1. Lipidomics Section Expanded

 

• Reviewer Comment: Insufficient attention paid to lipidomics; many papers on cancer lipidome exist.

 

• Response: Thank you for this comment. We have added a dedicated subsection on lipidomics, referencing recent studies in glioblastoma, CML, lung, breast, and colorectal cancer. We discuss how integration of lipidomic data enhances framework precision and enables identification of novel biomarkers for cancer stratification (Page 2, Line 93; Page 7, Line 261; Page 17, Line 740).

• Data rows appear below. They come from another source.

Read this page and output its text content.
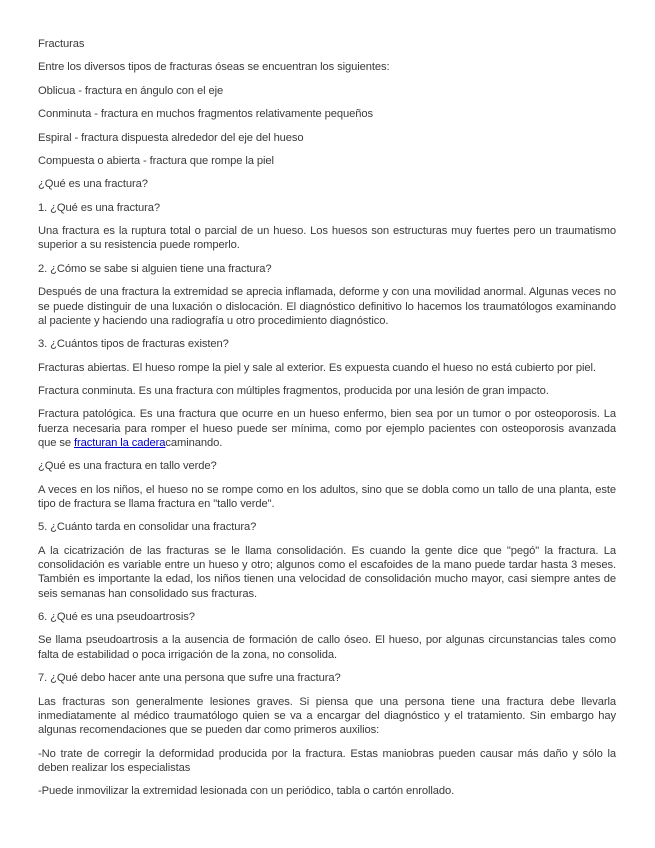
Fracturas

Entre los diversos tipos de fracturas óseas se encuentran los siguientes:

Oblicua - fractura en ángulo con el eje

Conminuta - fractura en muchos fragmentos relativamente pequeños

Espiral - fractura dispuesta alrededor del eje del hueso

Compuesta o abierta - fractura que rompe la piel

¿Qué es una fractura?

1. ¿Qué es una fractura?

Una fractura es la ruptura total o parcial de un hueso. Los huesos son estructuras muy fuertes pero un traumatismo superior a su resistencia puede romperlo.

2. ¿Cómo se sabe si alguien tiene una fractura?

Después de una fractura la extremidad se aprecia inflamada, deforme y con una movilidad anormal. Algunas veces no se puede distinguir de una luxación o dislocación. El diagnóstico definitivo lo hacemos los traumatólogos examinando al paciente y haciendo una radiografía u otro procedimiento diagnóstico.

3. ¿Cuántos tipos de fracturas existen?

Fracturas abiertas. El hueso rompe la piel y sale al exterior. Es expuesta cuando el hueso no está cubierto por piel.

Fractura conminuta. Es una fractura con múltiples fragmentos, producida por una lesión de gran impacto.

Fractura patológica. Es una fractura que ocurre en un hueso enfermo, bien sea por un tumor o por osteoporosis. La fuerza necesaria para romper el hueso puede ser mínima, como por ejemplo pacientes con osteoporosis avanzada que se fracturan la caderacaminando.

¿Qué es una fractura en tallo verde?

A veces en los niños, el hueso no se rompe como en los adultos, sino que se dobla como un tallo de una planta, este tipo de fractura se llama fractura en "tallo verde".

5. ¿Cuánto tarda en consolidar una fractura?

A la cicatrización de las fracturas se le llama consolidación. Es cuando la gente dice que "pegó" la fractura. La consolidación es variable entre un hueso y otro; algunos como el escafoides de la mano puede tardar hasta 3 meses. También es importante la edad, los niños tienen una velocidad de consolidación mucho mayor, casi siempre antes de seis semanas han consolidado sus fracturas.

6. ¿Qué es una pseudoartrosis?

Se llama pseudoartrosis a la ausencia de formación de callo óseo. El hueso, por algunas circunstancias tales como falta de estabilidad o poca irrigación de la zona, no consolida.

7. ¿Qué debo hacer ante una persona que sufre una fractura?

Las fracturas son generalmente lesiones graves. Si piensa que una persona tiene una fractura debe llevarla inmediatamente al médico traumatólogo quien se va a encargar del diagnóstico y el tratamiento. Sin embargo hay algunas recomendaciones que se pueden dar como primeros auxilios:

-No trate de corregir la deformidad producida por la fractura. Estas maniobras pueden causar más daño y sólo la deben realizar los especialistas

-Puede inmovilizar la extremidad lesionada con un periódico, tabla o cartón enrollado.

We have also added section 3.5 describing the role of short chain fatty acids (SCFA) and its regulatory action as preventive biomarkers (page 9, lines 372-382).

 

2. References Compliance

 

• Reviewer Comment: References do not meet journal’s “Instructions for Authors.”

 

• Response: All references have been reformatted in line with Biomolecules requirements and checked for accuracy.

Round 2

Reviewer 1 Report

Comments and Suggestions for Authors

The authors have addressed most of the previous comments; however, the heading for the last section in Figure 4 is still missing. The authors are advised to review and correct this.

Author Response

Much appreciate your comments and support for our work. We have amended Figure 4 accordingly to reflect all the stages and the respective legend.

Reviewer 2 Report

Comments and Suggestions for Authors

The authors have addressed most of my concerns. The reviewer finds the revised version of the manuscript much improved in term of data presentation and organization and approves it for the publication in the Biomolecules journal.

Author Response

Thank you for your time and effort in reviewing our manuscript.